After nuclear processing, mRNAs are exported to the cytoplasm and either translated, degraded, stored in P-bodies or transported to a site of localized translation (in, for example, neurons or the developing embryo). Cellular stress stalls translation, disengages ribosomes and sequesters RNA–protein translation complexes in stress granules. In some neurodegenerative disorders, the propensity for condensate formation increases, with mutations in RNP granule components, such as TDP-43 and FUS, driving deposition. Until recently, this was thought to be primarily a protein-driven process. But it turns out RNA aggregation might be just as important in diseases like Alzheimer’s, where tau aggregates contain high levels of small nuclear RNAs and small nucleolar RNAs. The redistribution of RBPs into cytoplasmic condensates is thought to deplete levels in the nucleus, leading to aberrant mRNA splicing or polyadenylation.

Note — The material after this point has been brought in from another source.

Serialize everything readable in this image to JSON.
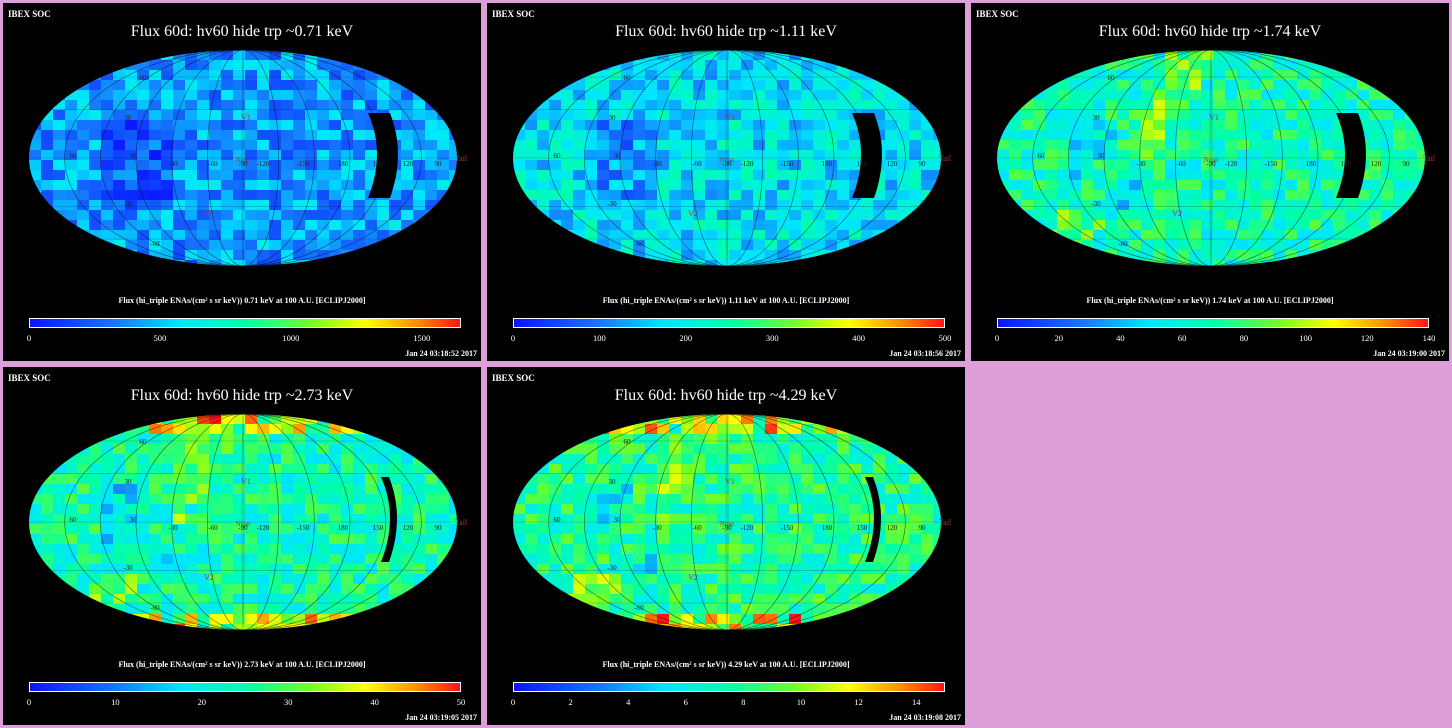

One intriguing study suggests that the RBP helicase eIF4A may have the capacity to reverse RNA aggregation (analogously to how HSP70 refolds proteins). In addition, ASOs have been shown to reverse neurotoxic TDP-43 assemblies associated with amyotrophic lateral sclerosis and frontotemporal dementia both in vitro and in vivo.

This leads to a final thought from the conference. While new analytical tools are improving our understanding of RBP–RNA interactions in cells, the systematic analysis of cellular protein binding to phosphorothioate ASOs has provided new insights into how these drugs are internalized, released from endosomes and trafficked through cells — information that is now being exploited to improve pharmacodynamics and pharmacokinetics. Protein aggregation has also been identified as one of the most important mechanisms of ASO toxicity. By aggregating proteins, such as p54nrb and PSF, toxic ASOs accelerate the accumulation of damaging condensates in the nucleolus.

Drug developers should take note. These findings are not just of esoteric interest to ASO drug programs. Every RNA therapeutic currently under development — whether a small-interfering RNA, an RNA-guided CRISPR endonuclease or deaminase, a modified mRNA or an antagomiR — employs phosphorothioate chemistry in some part of the molecule. We need to know which intracellular proteins nucleic acid therapeutics are binding and where in cells the complexes are ending up.